Énergie :Le risque d’une crise majeure

Énergie :Le risque d’une crise  majeure

 

 

Quand l’appareil de production mondial fonctionne bien,  peu s’inquiètent  d’une éventuelle crise de l’énergie. L’énergie à disposition aujourd’hui est appréhendée un peu comme l’eau qui coule du robinet. En disposer parait tout à fait normal. Pourtant les conditions économiques générales, les exigences environnementales et les politiques erratiques de certains Etats pourraient conduire à une crise mondiale de l’énergie. Pour l’instant,  on attribue essentiellement la hausse des prix de l’énergie (gaz, électricité, pétrole) à des facteurs essentiellement conjoncturels.

 

Ces hausses qui traduisent une inadaptation de l’offre par rapport à la demande seraient du à la reprise économique de 2021. Tout n’est pas faux évidemment; ceci étant globalement, il faut quand même relativiser cette reprise générale qui en moyenne nous ramène au niveau de croissance de fin 2019. D’autres facteurs sont donc à prendre en compte.

 

Parmi ceux-ci il y a les contraintes environnementales qui amènent une conversion des outils de production de l’énergie. En clair, cela se traduit par un certain rationnement de l’énergie en tout cas pour l’instant à un net renchérissement. Dans cet environnement , les pays souvent pour faire plaisir au courant écolo ont changé de manière trop brutale leur politique énergétique par exemple en supprimant brutalement des sites de production nucléaire et paradoxalement en réactivant des sites de production au charbon.

 

En outre la bulle des énergie alternative s’est largement dégonflée. Certes elles peuvent être utiles voir nécessaires mais certainement pas constituer le cœur d’une politique énergétique notamment pour les énergies intermittentes comme les éoliennes.
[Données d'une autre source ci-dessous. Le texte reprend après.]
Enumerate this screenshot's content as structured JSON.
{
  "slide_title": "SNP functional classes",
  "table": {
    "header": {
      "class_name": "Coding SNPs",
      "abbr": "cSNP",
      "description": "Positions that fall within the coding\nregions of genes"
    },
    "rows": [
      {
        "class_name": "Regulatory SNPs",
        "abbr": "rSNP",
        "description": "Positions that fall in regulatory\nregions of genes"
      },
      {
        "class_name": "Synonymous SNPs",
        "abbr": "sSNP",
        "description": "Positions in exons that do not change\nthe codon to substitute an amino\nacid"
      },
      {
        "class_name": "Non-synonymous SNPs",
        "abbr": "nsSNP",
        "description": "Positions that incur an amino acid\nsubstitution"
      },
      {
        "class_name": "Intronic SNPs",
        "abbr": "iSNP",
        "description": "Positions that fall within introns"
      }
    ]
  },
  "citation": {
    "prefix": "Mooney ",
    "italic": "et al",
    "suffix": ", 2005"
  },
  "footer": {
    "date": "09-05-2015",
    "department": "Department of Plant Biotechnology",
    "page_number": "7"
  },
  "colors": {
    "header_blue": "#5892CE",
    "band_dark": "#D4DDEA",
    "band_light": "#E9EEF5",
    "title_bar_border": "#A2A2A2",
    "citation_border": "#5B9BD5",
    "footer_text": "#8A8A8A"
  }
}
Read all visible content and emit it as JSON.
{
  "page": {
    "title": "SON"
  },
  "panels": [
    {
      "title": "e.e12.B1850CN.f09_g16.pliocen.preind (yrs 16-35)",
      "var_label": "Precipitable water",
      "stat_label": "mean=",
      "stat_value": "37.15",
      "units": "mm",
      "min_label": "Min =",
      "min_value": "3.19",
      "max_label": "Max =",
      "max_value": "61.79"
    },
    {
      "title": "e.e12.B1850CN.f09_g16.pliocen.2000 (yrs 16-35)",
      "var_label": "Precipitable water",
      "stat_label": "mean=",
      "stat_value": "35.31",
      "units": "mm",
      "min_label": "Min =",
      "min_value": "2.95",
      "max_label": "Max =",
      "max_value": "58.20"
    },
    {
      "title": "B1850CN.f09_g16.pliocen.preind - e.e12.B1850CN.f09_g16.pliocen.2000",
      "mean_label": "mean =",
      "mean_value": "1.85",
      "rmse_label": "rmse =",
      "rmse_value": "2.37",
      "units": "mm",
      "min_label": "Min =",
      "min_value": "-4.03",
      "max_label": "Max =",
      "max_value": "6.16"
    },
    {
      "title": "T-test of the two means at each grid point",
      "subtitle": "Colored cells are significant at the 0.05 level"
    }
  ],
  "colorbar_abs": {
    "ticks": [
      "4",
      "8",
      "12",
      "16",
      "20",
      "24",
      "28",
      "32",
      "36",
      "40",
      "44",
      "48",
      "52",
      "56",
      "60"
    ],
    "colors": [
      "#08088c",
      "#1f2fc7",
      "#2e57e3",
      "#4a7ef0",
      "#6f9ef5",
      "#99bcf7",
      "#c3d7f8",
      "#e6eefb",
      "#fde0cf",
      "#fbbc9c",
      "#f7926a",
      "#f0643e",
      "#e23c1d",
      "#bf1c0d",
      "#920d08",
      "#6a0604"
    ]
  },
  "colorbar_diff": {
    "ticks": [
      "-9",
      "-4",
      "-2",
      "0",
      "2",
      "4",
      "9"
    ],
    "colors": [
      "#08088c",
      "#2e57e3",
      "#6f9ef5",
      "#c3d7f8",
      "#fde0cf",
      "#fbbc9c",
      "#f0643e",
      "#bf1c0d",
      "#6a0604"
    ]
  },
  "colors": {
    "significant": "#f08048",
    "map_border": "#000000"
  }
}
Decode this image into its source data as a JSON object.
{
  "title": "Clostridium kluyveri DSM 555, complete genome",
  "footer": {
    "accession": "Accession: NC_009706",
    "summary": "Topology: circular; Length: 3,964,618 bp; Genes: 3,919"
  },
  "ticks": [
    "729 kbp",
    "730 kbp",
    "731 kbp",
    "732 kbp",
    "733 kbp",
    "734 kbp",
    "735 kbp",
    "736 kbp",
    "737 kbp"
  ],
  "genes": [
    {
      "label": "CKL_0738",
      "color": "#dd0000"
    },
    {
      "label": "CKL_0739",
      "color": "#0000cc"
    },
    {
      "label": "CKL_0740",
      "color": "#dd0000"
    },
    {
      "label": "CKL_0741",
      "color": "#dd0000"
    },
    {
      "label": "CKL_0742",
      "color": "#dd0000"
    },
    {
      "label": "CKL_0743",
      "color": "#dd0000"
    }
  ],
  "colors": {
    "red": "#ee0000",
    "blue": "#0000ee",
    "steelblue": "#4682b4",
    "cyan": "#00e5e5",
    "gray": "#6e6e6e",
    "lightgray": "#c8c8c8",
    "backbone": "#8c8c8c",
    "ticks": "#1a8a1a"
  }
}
L’Allemagne de ce point de vue est un bon exemple des errements conduits en matière de politique énergétique. Pour prendre en compte le courant écolo, le gouvernement allemand a brutalement fermé ses centrales nucléaires pour leur substituer des centrales au charbon les énergies alternatives se montrant complètement incapables de satisfaire la demande.

 

Pire l’Allemagne s’est rendue complètement dépendante maintenant du gaz russe. Un  gaz russe fourni actuellement avec parcimonie par la Russie qui participe à l’emballement  des prix de toutes les énergies. D’autres zones aussi sont menacées par exemple la puissance montante indienne où le pétrole permet de produire 70 % d’électricité mais où les stocks de charbon font craindre une pénurie en matière de fourniture de courant Les centrales thermiques indiennes sont en état d’alerte.

 

Au cours des derniers mois, leurs réserves de charbon se sont effondrées pour atteindre un niveau critique. Mercredi dernier, les 135 centrales thermiques alimentées au charbon du pays disposaient, en moyenne, de quatre jours de stock. Plus de la moitié d’entre elles possédaient moins de trois jours de réserves et quinze étaient déjà en rupture de stock, selon les données officielles. Dans un pays où l’or noir permet de produire près de 70 % de l’électricité, les faibles réserves de charbon font craindre des coupures de courant. La Chine pèse aussi d’un poids considérable sur la demande avec sa reprise économique vigoureuse antérieure à celle des pays occidentaux. En France aussi la situation risque d’être tendue si par hypothèse l’hiver se révèle assez froid. Depuis la fermeture de Fessenheim, l’équilibre production consommation est fragile en France. C’est sans doute à l’occasion d’une coupure- qu il ne faut pas souhaiter -que la France s’apercevrait alors il ne faut pas confondre politique énergétique et gadgets écologiques en matière d’électricité.